The primary problem of robotic mastectomy and reconstruction is the high cost. The usual cost of a robotic system is more than US $2,000,000, and that of the disposable instruments used in a single case is more than US $2,000. Due to the high costs, further analysis of cost-effectiveness is needed [15].
In this article, we described our experiences and results. Further analyses of others’ results are necessary to obtain reliable clinical evidence.

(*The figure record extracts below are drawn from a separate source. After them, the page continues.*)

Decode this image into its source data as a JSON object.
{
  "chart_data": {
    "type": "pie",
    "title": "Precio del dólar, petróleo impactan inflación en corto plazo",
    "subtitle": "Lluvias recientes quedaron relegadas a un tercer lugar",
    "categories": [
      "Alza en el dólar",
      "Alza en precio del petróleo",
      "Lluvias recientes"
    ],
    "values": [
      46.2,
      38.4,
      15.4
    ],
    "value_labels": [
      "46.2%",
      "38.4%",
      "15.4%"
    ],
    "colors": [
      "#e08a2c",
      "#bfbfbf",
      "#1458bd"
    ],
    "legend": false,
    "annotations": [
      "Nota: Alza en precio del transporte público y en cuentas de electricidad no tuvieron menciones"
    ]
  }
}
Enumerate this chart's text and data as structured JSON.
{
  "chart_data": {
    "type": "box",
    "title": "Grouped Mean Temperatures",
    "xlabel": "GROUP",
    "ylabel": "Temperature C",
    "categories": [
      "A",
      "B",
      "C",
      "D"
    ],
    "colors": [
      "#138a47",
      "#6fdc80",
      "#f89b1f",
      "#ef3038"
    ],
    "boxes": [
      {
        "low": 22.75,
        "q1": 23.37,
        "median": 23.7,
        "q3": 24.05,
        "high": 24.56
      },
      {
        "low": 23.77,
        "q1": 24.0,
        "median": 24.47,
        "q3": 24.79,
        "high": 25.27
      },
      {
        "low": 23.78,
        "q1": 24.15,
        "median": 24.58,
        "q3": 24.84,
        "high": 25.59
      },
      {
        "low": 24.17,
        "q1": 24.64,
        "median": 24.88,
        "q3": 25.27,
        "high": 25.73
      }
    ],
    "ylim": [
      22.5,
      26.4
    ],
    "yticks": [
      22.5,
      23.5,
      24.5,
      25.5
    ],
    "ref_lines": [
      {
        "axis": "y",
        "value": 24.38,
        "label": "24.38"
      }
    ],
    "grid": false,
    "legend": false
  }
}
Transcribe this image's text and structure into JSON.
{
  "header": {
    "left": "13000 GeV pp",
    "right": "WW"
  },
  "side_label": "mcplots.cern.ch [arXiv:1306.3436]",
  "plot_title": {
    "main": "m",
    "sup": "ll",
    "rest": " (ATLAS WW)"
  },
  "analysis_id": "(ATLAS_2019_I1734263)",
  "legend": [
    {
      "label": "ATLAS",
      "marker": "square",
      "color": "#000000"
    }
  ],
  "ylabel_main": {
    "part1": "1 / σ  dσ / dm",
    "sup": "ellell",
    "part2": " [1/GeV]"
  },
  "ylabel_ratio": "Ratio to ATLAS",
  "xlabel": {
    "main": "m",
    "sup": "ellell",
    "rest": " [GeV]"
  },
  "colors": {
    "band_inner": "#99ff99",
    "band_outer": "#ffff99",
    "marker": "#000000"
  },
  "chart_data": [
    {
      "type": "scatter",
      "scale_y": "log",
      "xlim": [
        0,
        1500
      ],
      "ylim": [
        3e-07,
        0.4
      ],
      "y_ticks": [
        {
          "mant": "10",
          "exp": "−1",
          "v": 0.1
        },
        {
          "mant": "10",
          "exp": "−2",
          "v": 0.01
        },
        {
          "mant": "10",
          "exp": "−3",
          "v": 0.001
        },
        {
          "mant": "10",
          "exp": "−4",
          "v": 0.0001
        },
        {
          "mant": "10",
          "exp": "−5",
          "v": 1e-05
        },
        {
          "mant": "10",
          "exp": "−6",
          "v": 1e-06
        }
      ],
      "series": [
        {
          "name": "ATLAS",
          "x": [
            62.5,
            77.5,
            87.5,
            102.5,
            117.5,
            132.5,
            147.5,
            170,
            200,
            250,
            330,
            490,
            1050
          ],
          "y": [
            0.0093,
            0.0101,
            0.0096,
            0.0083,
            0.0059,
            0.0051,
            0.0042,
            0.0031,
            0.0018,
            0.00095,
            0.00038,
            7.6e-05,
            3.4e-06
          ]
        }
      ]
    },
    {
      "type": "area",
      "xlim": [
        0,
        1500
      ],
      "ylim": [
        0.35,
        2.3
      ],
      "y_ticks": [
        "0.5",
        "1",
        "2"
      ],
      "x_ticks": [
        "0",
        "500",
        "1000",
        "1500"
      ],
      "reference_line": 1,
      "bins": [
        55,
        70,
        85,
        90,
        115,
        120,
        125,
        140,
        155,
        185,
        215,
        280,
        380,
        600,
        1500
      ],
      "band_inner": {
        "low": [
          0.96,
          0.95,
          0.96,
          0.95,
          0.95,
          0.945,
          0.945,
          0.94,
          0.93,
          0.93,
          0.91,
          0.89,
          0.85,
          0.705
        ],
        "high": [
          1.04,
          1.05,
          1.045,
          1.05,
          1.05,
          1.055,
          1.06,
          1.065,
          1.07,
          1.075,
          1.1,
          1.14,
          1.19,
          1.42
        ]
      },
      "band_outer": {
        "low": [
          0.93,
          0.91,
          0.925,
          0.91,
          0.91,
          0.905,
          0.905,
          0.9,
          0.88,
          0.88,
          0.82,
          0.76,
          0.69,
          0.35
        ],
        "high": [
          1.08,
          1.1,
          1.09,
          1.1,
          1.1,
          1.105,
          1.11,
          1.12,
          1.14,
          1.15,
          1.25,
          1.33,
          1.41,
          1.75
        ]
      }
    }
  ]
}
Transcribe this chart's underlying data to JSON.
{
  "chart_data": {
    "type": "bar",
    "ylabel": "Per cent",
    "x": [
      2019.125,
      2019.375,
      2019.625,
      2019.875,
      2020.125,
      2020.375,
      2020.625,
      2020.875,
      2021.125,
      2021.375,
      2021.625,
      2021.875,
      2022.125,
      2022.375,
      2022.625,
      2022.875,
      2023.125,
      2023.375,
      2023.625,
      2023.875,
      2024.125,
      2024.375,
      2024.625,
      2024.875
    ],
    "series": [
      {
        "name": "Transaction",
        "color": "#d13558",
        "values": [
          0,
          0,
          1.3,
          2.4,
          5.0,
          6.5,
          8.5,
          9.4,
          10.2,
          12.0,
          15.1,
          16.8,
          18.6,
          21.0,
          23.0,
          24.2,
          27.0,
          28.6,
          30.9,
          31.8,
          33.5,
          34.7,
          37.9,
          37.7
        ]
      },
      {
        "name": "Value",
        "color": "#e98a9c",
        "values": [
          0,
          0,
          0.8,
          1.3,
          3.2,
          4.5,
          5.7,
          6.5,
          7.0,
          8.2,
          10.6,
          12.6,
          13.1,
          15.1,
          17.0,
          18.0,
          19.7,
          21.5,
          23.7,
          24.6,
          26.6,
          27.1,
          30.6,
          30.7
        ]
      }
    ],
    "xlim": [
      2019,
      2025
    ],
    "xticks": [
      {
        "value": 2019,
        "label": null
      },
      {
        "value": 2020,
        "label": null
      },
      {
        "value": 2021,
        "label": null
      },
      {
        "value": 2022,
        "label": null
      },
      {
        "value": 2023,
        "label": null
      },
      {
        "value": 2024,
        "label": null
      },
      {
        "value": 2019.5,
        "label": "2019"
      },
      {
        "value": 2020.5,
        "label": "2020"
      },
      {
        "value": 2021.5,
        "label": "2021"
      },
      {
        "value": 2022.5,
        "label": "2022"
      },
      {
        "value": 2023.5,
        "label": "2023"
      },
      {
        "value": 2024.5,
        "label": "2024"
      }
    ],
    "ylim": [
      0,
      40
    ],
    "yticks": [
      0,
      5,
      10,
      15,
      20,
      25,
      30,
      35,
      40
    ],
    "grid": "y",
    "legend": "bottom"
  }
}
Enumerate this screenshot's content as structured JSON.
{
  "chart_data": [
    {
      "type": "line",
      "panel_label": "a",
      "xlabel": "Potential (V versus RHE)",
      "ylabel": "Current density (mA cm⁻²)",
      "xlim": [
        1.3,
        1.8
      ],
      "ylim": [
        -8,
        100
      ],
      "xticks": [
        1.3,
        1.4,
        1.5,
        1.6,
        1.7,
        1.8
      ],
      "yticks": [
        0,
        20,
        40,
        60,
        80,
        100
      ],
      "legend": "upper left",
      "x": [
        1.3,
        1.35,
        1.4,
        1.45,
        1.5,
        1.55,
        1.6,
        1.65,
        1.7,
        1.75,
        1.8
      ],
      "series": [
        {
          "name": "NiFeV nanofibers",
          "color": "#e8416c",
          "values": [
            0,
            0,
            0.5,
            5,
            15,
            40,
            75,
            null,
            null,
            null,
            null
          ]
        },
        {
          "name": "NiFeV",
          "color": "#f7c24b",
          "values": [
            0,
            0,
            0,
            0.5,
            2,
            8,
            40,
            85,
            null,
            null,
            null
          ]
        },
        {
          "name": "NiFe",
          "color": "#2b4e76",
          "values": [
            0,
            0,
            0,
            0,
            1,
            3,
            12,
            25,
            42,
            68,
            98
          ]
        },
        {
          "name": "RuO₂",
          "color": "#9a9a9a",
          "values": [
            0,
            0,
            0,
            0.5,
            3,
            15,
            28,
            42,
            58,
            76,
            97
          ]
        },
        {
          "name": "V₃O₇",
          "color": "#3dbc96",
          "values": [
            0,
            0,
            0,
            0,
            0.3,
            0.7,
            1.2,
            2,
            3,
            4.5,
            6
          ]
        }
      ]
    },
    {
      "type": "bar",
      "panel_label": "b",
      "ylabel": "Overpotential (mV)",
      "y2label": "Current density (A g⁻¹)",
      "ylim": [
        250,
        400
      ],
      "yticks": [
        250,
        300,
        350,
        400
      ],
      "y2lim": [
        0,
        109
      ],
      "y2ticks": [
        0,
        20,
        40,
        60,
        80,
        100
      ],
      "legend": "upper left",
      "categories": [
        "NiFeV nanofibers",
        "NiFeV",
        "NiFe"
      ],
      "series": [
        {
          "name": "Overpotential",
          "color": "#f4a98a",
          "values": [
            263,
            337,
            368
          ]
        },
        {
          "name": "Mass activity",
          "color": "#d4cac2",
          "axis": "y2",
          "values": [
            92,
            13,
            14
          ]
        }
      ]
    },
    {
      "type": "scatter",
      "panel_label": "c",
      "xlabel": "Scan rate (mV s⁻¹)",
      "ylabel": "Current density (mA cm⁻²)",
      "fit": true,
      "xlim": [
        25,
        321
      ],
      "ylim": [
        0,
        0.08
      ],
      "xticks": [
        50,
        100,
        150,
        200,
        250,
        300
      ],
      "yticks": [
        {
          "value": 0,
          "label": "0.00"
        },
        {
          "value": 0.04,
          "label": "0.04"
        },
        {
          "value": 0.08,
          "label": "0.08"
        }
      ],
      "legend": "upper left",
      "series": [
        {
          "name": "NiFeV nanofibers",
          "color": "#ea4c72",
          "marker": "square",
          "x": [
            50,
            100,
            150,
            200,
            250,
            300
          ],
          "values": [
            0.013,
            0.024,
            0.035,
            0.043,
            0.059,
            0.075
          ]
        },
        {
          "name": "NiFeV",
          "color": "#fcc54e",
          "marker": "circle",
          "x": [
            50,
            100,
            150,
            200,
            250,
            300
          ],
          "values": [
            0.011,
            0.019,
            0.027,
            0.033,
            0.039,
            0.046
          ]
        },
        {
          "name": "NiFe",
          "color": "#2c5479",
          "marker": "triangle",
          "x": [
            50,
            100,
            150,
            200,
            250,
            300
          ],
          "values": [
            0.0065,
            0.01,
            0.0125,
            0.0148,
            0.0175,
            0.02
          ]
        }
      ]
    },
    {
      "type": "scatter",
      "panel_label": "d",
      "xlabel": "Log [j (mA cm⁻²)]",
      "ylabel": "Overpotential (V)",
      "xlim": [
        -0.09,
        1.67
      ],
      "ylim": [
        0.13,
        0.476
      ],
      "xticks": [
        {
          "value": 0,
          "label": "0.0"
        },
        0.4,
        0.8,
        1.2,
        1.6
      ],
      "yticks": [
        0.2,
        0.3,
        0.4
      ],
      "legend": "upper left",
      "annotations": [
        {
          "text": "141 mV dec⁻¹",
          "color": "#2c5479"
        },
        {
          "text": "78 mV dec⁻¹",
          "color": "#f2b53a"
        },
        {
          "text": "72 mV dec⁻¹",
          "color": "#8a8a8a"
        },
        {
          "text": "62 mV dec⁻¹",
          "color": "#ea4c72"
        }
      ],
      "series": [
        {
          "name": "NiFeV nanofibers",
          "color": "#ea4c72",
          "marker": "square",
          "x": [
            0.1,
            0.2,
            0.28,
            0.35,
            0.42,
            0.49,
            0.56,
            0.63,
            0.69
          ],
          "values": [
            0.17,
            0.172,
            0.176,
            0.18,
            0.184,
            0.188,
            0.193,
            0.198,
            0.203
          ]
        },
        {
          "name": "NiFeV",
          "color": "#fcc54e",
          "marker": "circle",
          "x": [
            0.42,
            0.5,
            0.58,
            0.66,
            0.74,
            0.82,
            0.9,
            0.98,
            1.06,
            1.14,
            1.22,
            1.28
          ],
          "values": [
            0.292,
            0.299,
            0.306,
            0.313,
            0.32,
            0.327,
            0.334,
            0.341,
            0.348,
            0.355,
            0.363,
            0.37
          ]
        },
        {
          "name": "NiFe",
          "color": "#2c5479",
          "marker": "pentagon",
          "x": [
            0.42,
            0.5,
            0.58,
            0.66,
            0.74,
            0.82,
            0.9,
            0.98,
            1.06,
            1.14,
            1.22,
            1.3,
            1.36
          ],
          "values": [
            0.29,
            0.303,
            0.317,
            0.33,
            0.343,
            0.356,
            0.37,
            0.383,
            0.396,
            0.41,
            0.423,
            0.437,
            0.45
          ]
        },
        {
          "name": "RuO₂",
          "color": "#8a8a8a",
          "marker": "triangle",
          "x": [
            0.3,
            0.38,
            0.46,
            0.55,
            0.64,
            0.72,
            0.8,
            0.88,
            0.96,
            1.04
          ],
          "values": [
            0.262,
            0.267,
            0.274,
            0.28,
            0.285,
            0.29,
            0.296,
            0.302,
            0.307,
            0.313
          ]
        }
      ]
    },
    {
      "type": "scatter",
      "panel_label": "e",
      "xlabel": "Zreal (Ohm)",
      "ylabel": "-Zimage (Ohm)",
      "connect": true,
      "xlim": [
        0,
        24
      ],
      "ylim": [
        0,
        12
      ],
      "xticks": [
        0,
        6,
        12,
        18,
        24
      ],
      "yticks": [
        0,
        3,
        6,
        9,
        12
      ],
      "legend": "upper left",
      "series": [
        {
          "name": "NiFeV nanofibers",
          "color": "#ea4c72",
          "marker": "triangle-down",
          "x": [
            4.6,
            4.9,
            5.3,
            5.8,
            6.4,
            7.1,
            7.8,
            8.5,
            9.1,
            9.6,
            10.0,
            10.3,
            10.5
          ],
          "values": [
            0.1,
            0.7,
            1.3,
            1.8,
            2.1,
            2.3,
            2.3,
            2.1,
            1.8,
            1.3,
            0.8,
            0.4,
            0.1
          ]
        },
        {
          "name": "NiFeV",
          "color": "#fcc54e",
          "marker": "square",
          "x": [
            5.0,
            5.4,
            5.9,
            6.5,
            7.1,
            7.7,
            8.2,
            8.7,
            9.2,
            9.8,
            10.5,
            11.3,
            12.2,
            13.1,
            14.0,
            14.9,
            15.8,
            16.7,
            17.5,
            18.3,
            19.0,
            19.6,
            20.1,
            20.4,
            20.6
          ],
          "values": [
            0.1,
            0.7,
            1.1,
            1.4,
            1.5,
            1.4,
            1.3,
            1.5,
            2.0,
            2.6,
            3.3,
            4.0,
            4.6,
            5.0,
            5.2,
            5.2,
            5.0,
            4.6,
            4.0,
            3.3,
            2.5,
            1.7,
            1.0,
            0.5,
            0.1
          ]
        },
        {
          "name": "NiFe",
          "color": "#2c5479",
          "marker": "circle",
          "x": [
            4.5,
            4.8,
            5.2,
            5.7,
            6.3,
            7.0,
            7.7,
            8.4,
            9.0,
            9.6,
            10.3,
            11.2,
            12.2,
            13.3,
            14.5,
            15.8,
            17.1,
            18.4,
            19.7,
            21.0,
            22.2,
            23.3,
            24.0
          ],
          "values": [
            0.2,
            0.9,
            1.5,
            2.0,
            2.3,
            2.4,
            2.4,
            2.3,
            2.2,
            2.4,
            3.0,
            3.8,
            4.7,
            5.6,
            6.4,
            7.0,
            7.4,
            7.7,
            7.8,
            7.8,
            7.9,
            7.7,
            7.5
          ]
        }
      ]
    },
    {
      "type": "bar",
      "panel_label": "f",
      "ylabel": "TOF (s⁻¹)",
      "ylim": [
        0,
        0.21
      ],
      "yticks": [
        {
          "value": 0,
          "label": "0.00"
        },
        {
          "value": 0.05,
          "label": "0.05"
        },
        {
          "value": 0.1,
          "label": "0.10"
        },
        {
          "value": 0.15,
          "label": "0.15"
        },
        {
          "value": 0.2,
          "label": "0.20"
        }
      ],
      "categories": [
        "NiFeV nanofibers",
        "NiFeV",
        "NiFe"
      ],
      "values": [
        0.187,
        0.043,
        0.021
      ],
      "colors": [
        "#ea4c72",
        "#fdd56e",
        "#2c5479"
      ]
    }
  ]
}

No potential conflict of interest relevant to this article was reported.


Ethical approval

The study was approved by the Institutional Review Board of Severance Hospital (IRB No. 4-2018-0482) and performed in accordance with the principles of the Declaration of Helsinki. Institutional Review Board of our hospital waived informed consent and approved the design of this retrospective study.


Patient consent

The patients provided written informed consent for the publication and the use of their images.

Fig. 1.

Fresh cadaveric demonstration

Fig. 2.

Axillary incision

A 6-cm incision was made on the axilla. Nipple-sparing mastectomy and prosthetic reconstruction were performed by oncologic surgeons and plastic surgeons, respectively.
Fig. 3.

Robotic reconstruction

(A) Subpectoral plane dissection. (B) Acellular dermal matrix sling fixation.
Fig. 4.

Preoperative and postoperative frontal views

(A) Preoperative. (B) At 1 month postoperatively.
Fig. 5.

BREAST-Q scores

Comparison of BREAST-Q scores between the case and control groups.